Le célèbre chef Daniel Vézina a soutenu récemment que la cessation des activités de bon nombre de restaurants quelques mois après leur ouverture montrait qu’il y avait trop d’adresses culinaires à Québec et à Montréal.

«Tout le monde veut ouvrir un restaurant, devenir chef — cela doit changer», a dit M. Vézina aux journalistes.

Montréal compte une proportion de restaurants par habitant parmi les plus élevées en Amérique du Nord, et la prolifération d’endroits pour manger inquiète certains politiciens.

La principale artère commerciale dans le quartier de Saint-Henri est devenue si populaire auprès des restaurateurs que les conseillers ont décidé d’adopter un règlement pour créer ce qu’ils ont qualifié de «meilleur équilibre» entre les détaillants, les autres entreprises de services et les restaurants.

Le règlement interdit l’ouverture d’un nouveau restaurant sur la rue Notre-Dame — où le Joe Beef est situé — à moins de 25 mètres d’un restaurant déjà existant.

M. McMillan estime que ce règlement est une bonne idée.

Selon lui, si tous les espaces commerciaux d’une rue sont occupés par des restaurants, il n’y a pratiquement personne qui s’y promène avant 18h, ce qui plomberait la vitalité d’un quartier.

Toutefois, sa principale récrimination est que des gens ayant des connaissances culinaires très limitées risquent de mettre la santé de clients en danger.

«À tout le moins, il devrait y avoir une forme de certification», a-t-il fait valoir.

Cela pourrait toutefois tourner au cauchemar bureaucratique à l’image du secteur de la construction au Québec, a affirmé François Meunier, vice-président aux affaires publiques et gouvernementales de l’Association des restaurateurs du Québec.

Alors que les chefs et les propriétaires ne peuvent s’entendre sur des éléments tels que les quotas de restaurants et les certifications de chef, M. Meunier affirme que les profits de la plupart de ses membres sont menacés par les travaux sur les routes, les taxes foncières élevées et les coûts reliés au permis, ainsi que par la possibilité d’une hausse du salaire minimum à 15 $ l’heure.

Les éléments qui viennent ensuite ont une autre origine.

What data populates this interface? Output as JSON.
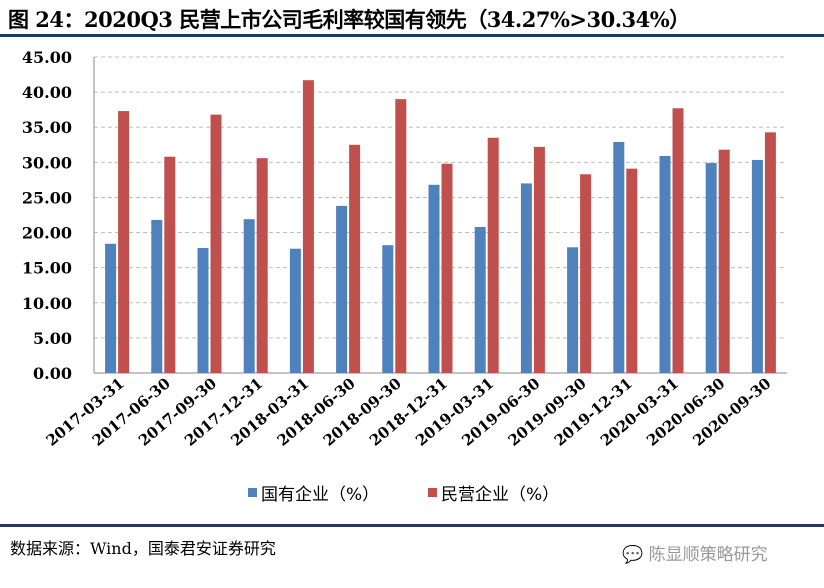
{
  "chart_data": {
    "type": "bar",
    "title": "图 24：2020Q3 民营上市公司毛利率较国有领先（34.27%>30.34%）",
    "categories": [
      "2017-03-31",
      "2017-06-30",
      "2017-09-30",
      "2017-12-31",
      "2018-03-31",
      "2018-06-30",
      "2018-09-30",
      "2018-12-31",
      "2019-03-31",
      "2019-06-30",
      "2019-09-30",
      "2019-12-31",
      "2020-03-31",
      "2020-06-30",
      "2020-09-30"
    ],
    "series": [
      {
        "name": "国有企业（%）",
        "color": "#4f81bd",
        "values": [
          18.4,
          21.8,
          17.8,
          21.9,
          17.7,
          23.8,
          18.2,
          26.8,
          20.8,
          27.0,
          17.9,
          32.9,
          30.9,
          29.9,
          30.34
        ]
      },
      {
        "name": "民营企业（%）",
        "color": "#c0504d",
        "values": [
          37.3,
          30.8,
          36.8,
          30.6,
          41.7,
          32.5,
          39.0,
          29.8,
          33.5,
          32.2,
          28.3,
          29.1,
          37.7,
          31.8,
          34.27
        ]
      }
    ],
    "ylim": [
      0,
      45
    ],
    "yticks": [
      "0.00",
      "5.00",
      "10.00",
      "15.00",
      "20.00",
      "25.00",
      "30.00",
      "35.00",
      "40.00",
      "45.00"
    ],
    "grid": true,
    "legend": "bottom"
  },
  "source": "数据来源：Wind，国泰君安证券研究",
  "watermark": "陈显顺策略研究"
}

«Ce ne sont que des restaurateurs qui se plaignent qu’il y a trop de restaurants. Demandez aux gens, aux citoyens, ils ont un choix complet, et de bons prix pour de la qualité comparativement à d’autres villes», a dit croire M. Meunier.

Et tandis que les appels à des quotas de restaurant reçoivent beaucoup d’attention, les politiciens sont restés tièdes à l’idée afin de ne pas se mêler à une industrie très importante à l’image de marque de Montréal. Car malgré ses mauvaises infrastructures et son économie qui pourrait avoir meilleure mine, la ville demeure une destination de choix pour les touristes à la recherche de bons restaurants.

David McMillan dit qu’il ne faut pas pour autant avoir peur de la compétition.

«J’ai travaillé dans les 10 meilleurs restaurants de Montréal il y a 25 ans – aucun d’entre eux n’est ici aujourd’hui», a-t-il déclaré. «Tous les 10 meilleurs restaurants de Montréal en ce moment – aucun d’eux n’existera dans 20 ans, c’est l’histoire, c’est cyclique. Qui dit que vous êtes bon? Vous êtes bon et soudainement vous ne l’êtes plus.»